McLaurin, John Lowndes
As a member of the House from 1892 to 1897, McLaurin increased his influence in state and national politics. On the national scene he was a strong advocate of free silver, frequently using his oratorical talents throughout the nation.
Congressman, U.S. senator. McLaurin was born in Marlboro County on May 9, 1860, the oldest son of Philip Bethea McLaurin and Tommie Jane Weatherly. Both parents came from prosperous antebellum planter families prominent in the Pee Dee. McLaurin was graduated from Carolina Military Institute in Charlotte, North Carolina, in 1880. From 1880 to 1882 he attended law school at the University of Virginia. He was admitted to the South Carolina Bar in 1882 and opened a law office in Bennettsville. On February 19, 1883, McLaurin married Lenora J. Breeden, the daughter of Thomas J. Breeden, a prosperous Marlboro farmer. Their marriage produced six children.
From 1883 to 1892 McLaurin practiced law with former judge John P. Townsend. In 1885 McLaurin met Benjamin Ryan Tillman when the South Carolina Agricultural and Mechanical Society convened in Bennettsville. During the next five years McLaurin became a supporter of Tillman’s Farmers’ Association. In 1890, benefiting from Tillman’s popularity, McLaurin was elected to the S.C. House of Representatives from Marlboro County. The following year McLaurin was elected attorney general, and he focused on prosecuting cases against the phosphate industry and railroad regulation. In November 1892, with Tillman’s endorsement, McLaurin was elected to the U.S. House of Representatives.
As a member of the House from 1892 to 1897, McLaurin increased his influence in state and national politics. On the national scene he was a strong advocate of free silver, frequently using his oratorical talents throughout the nation. In state political circles he was a leading Tillmanite. However, in 1894 McLaurin campaigned against the South Carolina dispensary system and supported William H. Ellerbe for governor over Tillman’s handpicked successor, John Gary Evans. In 1895 McLaurin opposed Tillman’s plan to convene a constitutional convention. By early 1896 the two men seemed to have set aside their differences, evidenced by McLaurin’s spirited defense of Tillman from a verbal attack by Richmond Pearson, a Republican representative from North Carolina.

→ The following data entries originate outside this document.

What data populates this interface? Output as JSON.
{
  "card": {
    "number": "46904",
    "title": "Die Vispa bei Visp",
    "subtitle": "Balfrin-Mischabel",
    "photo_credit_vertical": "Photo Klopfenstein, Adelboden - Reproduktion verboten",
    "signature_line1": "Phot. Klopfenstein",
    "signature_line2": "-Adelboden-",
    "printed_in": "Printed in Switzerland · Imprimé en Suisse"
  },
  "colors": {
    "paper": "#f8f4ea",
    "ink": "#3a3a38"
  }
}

When U.S. Senator Joseph Earle died in May 1897, Governor William H. Ellerbe appointed McLaurin to the seat. In a special election in August, McLaurin easily defeated two other candidates for the remaining five years of the term. Over the next few years McLaurin began to espouse his program of “Commercial Democracy,” which called for the expansion of the protective tariff to cover raw materials produced in the South and advocated the development of the textile industry in the state. McLaurin’s final break with Tillman and the Democrats came when he cast the deciding vote that ratified the Treaty of Paris in 1899, which ended the Spanish-American War. Tillman opposed provisions in the treaty that permitted the United States to annex former Spanish colonies, including the Philippines. Over the next two years McLaurin voted with the Republicans on several issues, including subsidizing the shipping industry, the gold standard, and territorial expansion by the United States. The ill feeling between McLaurin and Tillman reached a climax on February 22, 1902. In a speech on the Senate floor, Tillman accused McLaurin of selling his vote on the Treaty of Paris for patronage in South Carolina. McLaurin called the accusation “a willful, deliberate, and malicious lie.” Tillman immediately sprang across two desks and landed a blow to McLaurin’s forehead. McLaurin responded by hitting Tillman in the nose. After a brief struggle, the two men were separated by nearby senators. The Senate subsequently censured both men, but the fight effectively ended McLaurin’s U.S. Senate career as Tillman used his influence to insure that McLaurin could not run for reelection.
After a brief stint practicing law in New York City, McLaurin returned to Marlboro County in 1905 and became an advocate for the cotton farmers, championing the establishment of a cotton warehouse system. A year after his election to the state Senate in 1913, McLaurin successfully guided the Cotton Warehouse Act through the legislature. This act established a state warehouse system to remove surplus cotton from glutted markets in order to boost prices. He was subsequently elected the first warehouse commissioner. Resigning in 1917, McLaurin made an unsuccessful bid for governor in 1918 before returning to Marlboro County to concentrate on his agricultural and business pursuits. He died of a heart attack on July 29, 1934, and was buried in McCall Cemetery, Bennettsville.
Stroup, Rodger E. “John L. McLaurin: A Political Biography.” Ph.D. diss., University of South Carolina, 1980.